Gen. Scales said that blunders such as bombing a United Nations compound that included a school pushes world opinion against Israel and stymies its objective of separating Hamas from the populace.

“It speaks to the difficulty of taking down a military and command-and-control entity with firepower alone, and No. 2, the difficulty of doing all of this without leaving the perception you are creating civilian casualties,” Gen. Scales said. “God knows, it’s tough, but these guys have had six months of preparation. They’re having a tough time right now. Even given their intelligence dominance they have in the region, it shows what a tough time they are having.”

The Intelligence and Terrorism Information Center in Israel, which publishes a periodic war recap, said the air force has attacked 1,300 targets in 1,500 jet and helicopter sorties.

Israel last launched an incursion against its enemies in 2006, when the Israel Defense Forces (IDF) conducted an air war on Hezbollah in southern Lebanon. But the operation fell well short of its stated objective of ridding the area of Hezbollah fighters.

This time, Tel Aviv is more cautious in stating its endgame.

At the National Press Club, Mr.
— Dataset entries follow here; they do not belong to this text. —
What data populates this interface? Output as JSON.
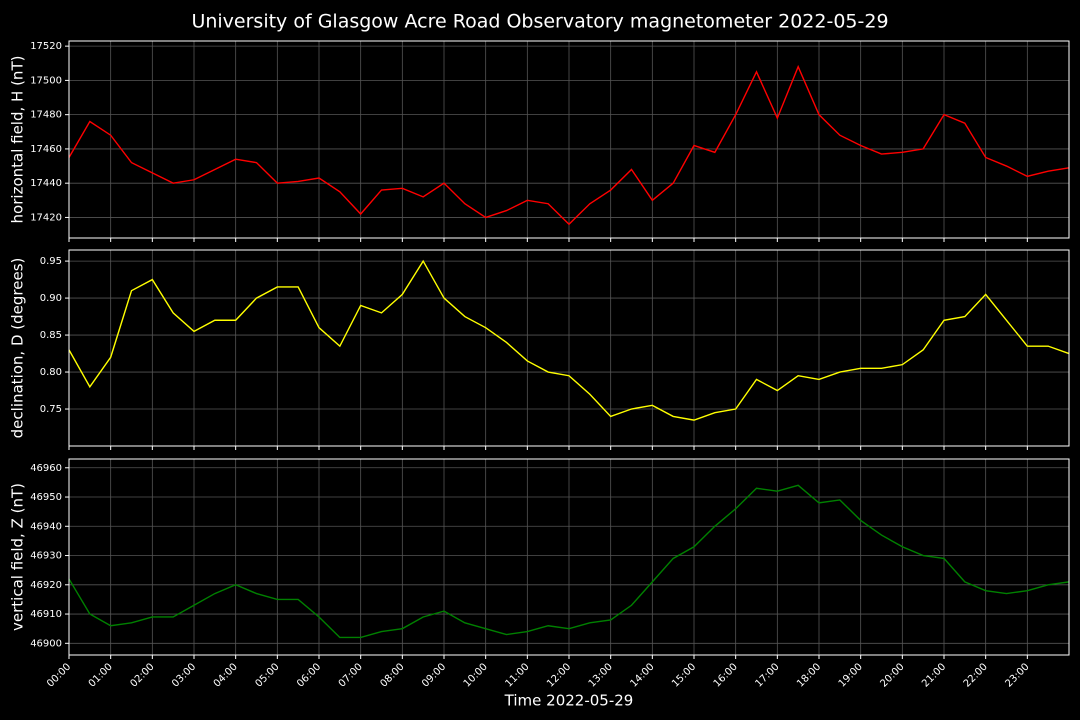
{
  "chart_data": [
    {
      "type": "line",
      "title": "University of Glasgow Acre Road Observatory magnetometer 2022-05-29",
      "ylabel": "horizontal field, H (nT)",
      "color": "#ff0000",
      "grid": true,
      "x": [
        0,
        0.5,
        1,
        1.5,
        2,
        2.5,
        3,
        3.5,
        4,
        4.5,
        5,
        5.5,
        6,
        6.5,
        7,
        7.5,
        8,
        8.5,
        9,
        9.5,
        10,
        10.5,
        11,
        11.5,
        12,
        12.5,
        13,
        13.5,
        14,
        14.5,
        15,
        15.5,
        16,
        16.5,
        17,
        17.5,
        18,
        18.5,
        19,
        19.5,
        20,
        20.5,
        21,
        21.5,
        22,
        22.5,
        23,
        23.5,
        24
      ],
      "values": [
        17455,
        17476,
        17468,
        17452,
        17446,
        17440,
        17442,
        17448,
        17454,
        17452,
        17440,
        17441,
        17443,
        17435,
        17422,
        17436,
        17437,
        17432,
        17440,
        17428,
        17420,
        17424,
        17430,
        17428,
        17416,
        17428,
        17436,
        17448,
        17430,
        17440,
        17462,
        17458,
        17480,
        17505,
        17478,
        17508,
        17480,
        17468,
        17462,
        17457,
        17458,
        17460,
        17480,
        17475,
        17455,
        17450,
        17444,
        17447,
        17449
      ],
      "xlim": [
        0,
        24
      ],
      "xticks": [
        0,
        1,
        2,
        3,
        4,
        5,
        6,
        7,
        8,
        9,
        10,
        11,
        12,
        13,
        14,
        15,
        16,
        17,
        18,
        19,
        20,
        21,
        22,
        23
      ],
      "ylim": [
        17408,
        17523
      ],
      "yticks": [
        17420,
        17440,
        17460,
        17480,
        17500,
        17520
      ]
    },
    {
      "type": "line",
      "ylabel": "declination, D (degrees)",
      "color": "#ffff00",
      "grid": true,
      "x": [
        0,
        0.5,
        1,
        1.5,
        2,
        2.5,
        3,
        3.5,
        4,
        4.5,
        5,
        5.5,
        6,
        6.5,
        7,
        7.5,
        8,
        8.5,
        9,
        9.5,
        10,
        10.5,
        11,
        11.5,
        12,
        12.5,
        13,
        13.5,
        14,
        14.5,
        15,
        15.5,
        16,
        16.5,
        17,
        17.5,
        18,
        18.5,
        19,
        19.5,
        20,
        20.5,
        21,
        21.5,
        22,
        22.5,
        23,
        23.5,
        24
      ],
      "values": [
        0.83,
        0.78,
        0.82,
        0.91,
        0.925,
        0.88,
        0.855,
        0.87,
        0.87,
        0.9,
        0.915,
        0.915,
        0.86,
        0.835,
        0.89,
        0.88,
        0.905,
        0.95,
        0.9,
        0.875,
        0.86,
        0.84,
        0.815,
        0.8,
        0.795,
        0.77,
        0.74,
        0.75,
        0.755,
        0.74,
        0.735,
        0.745,
        0.75,
        0.79,
        0.775,
        0.795,
        0.79,
        0.8,
        0.805,
        0.805,
        0.81,
        0.83,
        0.87,
        0.875,
        0.905,
        0.87,
        0.835,
        0.835,
        0.825
      ],
      "xlim": [
        0,
        24
      ],
      "xticks": [
        0,
        1,
        2,
        3,
        4,
        5,
        6,
        7,
        8,
        9,
        10,
        11,
        12,
        13,
        14,
        15,
        16,
        17,
        18,
        19,
        20,
        21,
        22,
        23
      ],
      "ylim": [
        0.7,
        0.965
      ],
      "yticks": [
        {
          "value": 0.75,
          "label": "0.75"
        },
        {
          "value": 0.8,
          "label": "0.80"
        },
        {
          "value": 0.85,
          "label": "0.85"
        },
        {
          "value": 0.9,
          "label": "0.90"
        },
        {
          "value": 0.95,
          "label": "0.95"
        }
      ]
    },
    {
      "type": "line",
      "ylabel": "vertical field, Z (nT)",
      "xlabel": "Time 2022-05-29",
      "color": "#008000",
      "grid": true,
      "x": [
        0,
        0.5,
        1,
        1.5,
        2,
        2.5,
        3,
        3.5,
        4,
        4.5,
        5,
        5.5,
        6,
        6.5,
        7,
        7.5,
        8,
        8.5,
        9,
        9.5,
        10,
        10.5,
        11,
        11.5,
        12,
        12.5,
        13,
        13.5,
        14,
        14.5,
        15,
        15.5,
        16,
        16.5,
        17,
        17.5,
        18,
        18.5,
        19,
        19.5,
        20,
        20.5,
        21,
        21.5,
        22,
        22.5,
        23,
        23.5,
        24
      ],
      "values": [
        46922,
        46910,
        46906,
        46907,
        46909,
        46909,
        46913,
        46917,
        46920,
        46917,
        46915,
        46915,
        46909,
        46902,
        46902,
        46904,
        46905,
        46909,
        46911,
        46907,
        46905,
        46903,
        46904,
        46906,
        46905,
        46907,
        46908,
        46913,
        46921,
        46929,
        46933,
        46940,
        46946,
        46953,
        46952,
        46954,
        46948,
        46949,
        46942,
        46937,
        46933,
        46930,
        46929,
        46921,
        46918,
        46917,
        46918,
        46920,
        46921
      ],
      "xlim": [
        0,
        24
      ],
      "xticks": [
        {
          "value": 0,
          "label": "00:00"
        },
        {
          "value": 1,
          "label": "01:00"
        },
        {
          "value": 2,
          "label": "02:00"
        },
        {
          "value": 3,
          "label": "03:00"
        },
        {
          "value": 4,
          "label": "04:00"
        },
        {
          "value": 5,
          "label": "05:00"
        },
        {
          "value": 6,
          "label": "06:00"
        },
        {
          "value": 7,
          "label": "07:00"
        },
        {
          "value": 8,
          "label": "08:00"
        },
        {
          "value": 9,
          "label": "09:00"
        },
        {
          "value": 10,
          "label": "10:00"
        },
        {
          "value": 11,
          "label": "11:00"
        },
        {
          "value": 12,
          "label": "12:00"
        },
        {
          "value": 13,
          "label": "13:00"
        },
        {
          "value": 14,
          "label": "14:00"
        },
        {
          "value": 15,
          "label": "15:00"
        },
        {
          "value": 16,
          "label": "16:00"
        },
        {
          "value": 17,
          "label": "17:00"
        },
        {
          "value": 18,
          "label": "18:00"
        },
        {
          "value": 19,
          "label": "19:00"
        },
        {
          "value": 20,
          "label": "20:00"
        },
        {
          "value": 21,
          "label": "21:00"
        },
        {
          "value": 22,
          "label": "22:00"
        },
        {
          "value": 23,
          "label": "23:00"
        }
      ],
      "ylim": [
        46896,
        46963
      ],
      "yticks": [
        46900,
        46910,
        46920,
        46930,
        46940,
        46950,
        46960
      ]
    }
  ]
}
Meridor declined to say when the operation might end or its specific objectives beyond stopping the rocket attacks. The hope, he said, is “to create conditions where a new equation could be created, because the current situation, as I said, where on the one side, Israelis are under fire and, on the other side, people are allowed to go uninterrupted making the fire – this cannot continue.”

Foreign Policy magazine reported that during an appearance Jan. 6, at George Washington University, Mr. Meridor said, “We have no grand political scheme.”

In this operation, the IDF has a big geographic advantage. Lebanon shares a long eastern border with Syria, from which Hezbollah can obtain arms and to which it retreated until the air strikes ended.

The Gaza Strip, on the other hand, is a relatively narrow stretch of land virtually surrounded by Israeli sea and land power, except for a small border with Egypt. Israel’s combined checkpoints, sea patrols and satellite surveillance can cut off Hamas from its allies. Hamas’ security force is estimated at 20,000; its weapons largely confined to small arms, grenade launchers, rockets and short-range missiles.

“Hamas and Hezbollah are profoundly different beasts,” write Thomas Donnelly and Danielle Pletka, analysts at the American Enterprise Institute for Public Policy Research. “While neither is really the ‘non-state actor’ as popularly understood, Hezbollah is a much more robust and statelike organization, while Hamas is only a notch above its roots as a terrorist group, and has failed to capitalize on its control of quasi-independent Gaza to organize or modernize.”